# Is it possible to true the com on a 540 silver can brushed motor?



## splashrc (Jul 9, 2007)

and if so, how?


----------



## crawlerhpi (May 9, 2008)

never tried it but good question ill check further into that my self ive got an old motor ill try it


----------



## guver (Jul 31, 2002)

Yes, they make a "stock motor" lathe or you can remove the arm from the can like normal. I think I understood you.


----------



## DARKSCOPE001 (Jun 14, 2006)

no i think he means one of the silver sealed endbell motors with the built in brushes. these motors to my understanding are NOT! rebuildable. they were designed for a cheap means of getting kids into the hobby. They are also verry low in power a basic tower hobbys rebuildable stock motor would easily out perform these. the only sealed endbell motors that I know of that are anywhere near decend are some of the traxxas ones. and I have never tested one so I personaly do not know. but as far as truing a comm while its inside the motor DONT DO IT! I used to have a comm lathe that would true the arm while it was still inside of the motor. such a PITA. and the coper chips coming off the comm would arc and spark because remember your turning a conductor inside of a magnetic field this creates electricity. so the first few times it would scare the crap out of me. Also it was verry hard to properly clean the motor of all the copper chips after lathing it like this. so my suggestion get a cheapie tower hobbys or similar rebuildable motor for 10-14 dollars and save yourself the headache. 

HOPE THIS HELPS
Sean Scott


----------



## nitro4294 (Oct 15, 2004)

*If you are talking about the older stock motors that are not rebuildable, there is a stock truer from C&M Team Cobra for those. If it is the ones with out access to the brushes, then I do not think you can, but I have never tried.*


----------



## jgullo53 (Jun 26, 2008)

some of those are designed to be SPEC motors and are not meant to be rebuilt...


----------



## LowClassCC (Apr 9, 2009)

you can turn the com on any motor. you may have to bend the tabs on some old non-rebuildable stockers and closed endbell motors (the silver can ones). then pull out the com. once turned clamp the tabs back down. the only downside to this is the motor would NOT be legal for racing after its rebuilt but there is nothing wrong with continuing to use it as a practice motor or basher motor.


----------



## jgullo53 (Jun 26, 2008)

LowClassCC said:


> you can turn the com on any motor. you may have to bend the tabs on some old non-rebuildable stockers and closed endbell motors (the silver can ones). then pull out the com. once turned clamp the tabs back down. the only downside to this is the motor would NOT be legal for racing after its rebuilt but there is nothing wrong with continuing to use it as a practice motor or basher motor.
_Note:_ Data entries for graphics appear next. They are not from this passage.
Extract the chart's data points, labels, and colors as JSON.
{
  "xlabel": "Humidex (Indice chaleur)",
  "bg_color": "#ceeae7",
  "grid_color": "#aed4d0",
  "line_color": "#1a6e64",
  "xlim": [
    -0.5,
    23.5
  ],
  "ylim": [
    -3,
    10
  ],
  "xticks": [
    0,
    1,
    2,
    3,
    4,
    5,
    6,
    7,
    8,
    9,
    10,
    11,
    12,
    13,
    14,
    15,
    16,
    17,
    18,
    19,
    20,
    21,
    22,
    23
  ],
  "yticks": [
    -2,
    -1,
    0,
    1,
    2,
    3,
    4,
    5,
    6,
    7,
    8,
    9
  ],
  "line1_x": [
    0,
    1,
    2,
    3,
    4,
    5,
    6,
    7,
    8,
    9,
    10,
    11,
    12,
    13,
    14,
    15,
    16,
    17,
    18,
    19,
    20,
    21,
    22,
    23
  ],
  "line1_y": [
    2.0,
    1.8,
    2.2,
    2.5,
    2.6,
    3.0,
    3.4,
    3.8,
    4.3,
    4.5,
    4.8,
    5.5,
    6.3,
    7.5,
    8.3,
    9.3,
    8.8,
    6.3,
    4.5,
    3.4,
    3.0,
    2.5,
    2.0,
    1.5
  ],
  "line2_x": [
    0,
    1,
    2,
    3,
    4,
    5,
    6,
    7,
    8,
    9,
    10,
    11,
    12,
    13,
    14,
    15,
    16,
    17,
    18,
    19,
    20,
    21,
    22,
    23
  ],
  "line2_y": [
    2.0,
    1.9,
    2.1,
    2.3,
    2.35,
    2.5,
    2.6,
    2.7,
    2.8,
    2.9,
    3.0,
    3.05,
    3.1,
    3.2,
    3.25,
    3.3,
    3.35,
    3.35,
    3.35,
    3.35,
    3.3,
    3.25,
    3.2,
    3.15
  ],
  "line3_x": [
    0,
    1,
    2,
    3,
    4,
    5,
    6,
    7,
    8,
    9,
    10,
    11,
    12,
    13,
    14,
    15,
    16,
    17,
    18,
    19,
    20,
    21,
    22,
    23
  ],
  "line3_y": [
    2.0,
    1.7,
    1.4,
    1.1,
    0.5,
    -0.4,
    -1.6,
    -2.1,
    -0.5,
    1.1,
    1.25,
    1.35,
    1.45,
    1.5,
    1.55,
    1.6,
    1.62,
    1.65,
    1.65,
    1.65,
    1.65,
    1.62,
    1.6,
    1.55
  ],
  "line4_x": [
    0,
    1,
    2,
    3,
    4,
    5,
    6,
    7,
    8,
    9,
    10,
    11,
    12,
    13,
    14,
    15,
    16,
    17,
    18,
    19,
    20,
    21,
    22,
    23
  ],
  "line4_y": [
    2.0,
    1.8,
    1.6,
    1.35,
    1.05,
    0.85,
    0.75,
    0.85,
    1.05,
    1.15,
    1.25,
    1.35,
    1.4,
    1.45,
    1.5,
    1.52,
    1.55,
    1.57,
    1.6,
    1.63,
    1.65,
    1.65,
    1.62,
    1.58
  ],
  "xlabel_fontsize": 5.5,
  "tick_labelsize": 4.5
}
thats what i was gettin at is that its illegal once u cut it...


----------



## rcwolfee (May 17, 2003)

There was a truer in the mid 90's that had a longer thinner cutter,
which when you remove the brush hood on one side gave acsess to 
the comm and gave a great cut without taking the endbell off.


----------



## rjvk (Aug 27, 2003)

Best and easiest idea:
Get some Brasso from the hardware store, and one of those grease syringes (monoject is the name I think). Suck some Brasso into the syringe, and put a small amount onto the comm by going thru the vent on the motor. Put a pinion on the motor and roll the gear back and forth. The Brasso should turn black quickly. This will remove most of the junk on the comm, and also help to seat the comm and brushes back together as much as you can without a lathe. Make sure to throughly clean the motor with motor spray to get all the Brasso out.


----------



## CClay1282 (Jan 5, 2006)

rjvk said:


> Best and easiest idea:
> Get some Brasso from the hardware store, and one of those grease syringes (monoject is the name I think). Suck some Brasso into the syringe, and put a small amount onto the comm by going thru the vent on the motor. Put a pinion on the motor and roll the gear back and forth. The Brasso should turn black quickly. This will remove most of the junk on the comm, and also help to seat the comm and brushes back together as much as you can without a lathe. Make sure to throughly clean the motor with motor spray to get all the Brasso out.


Great idea man!


----------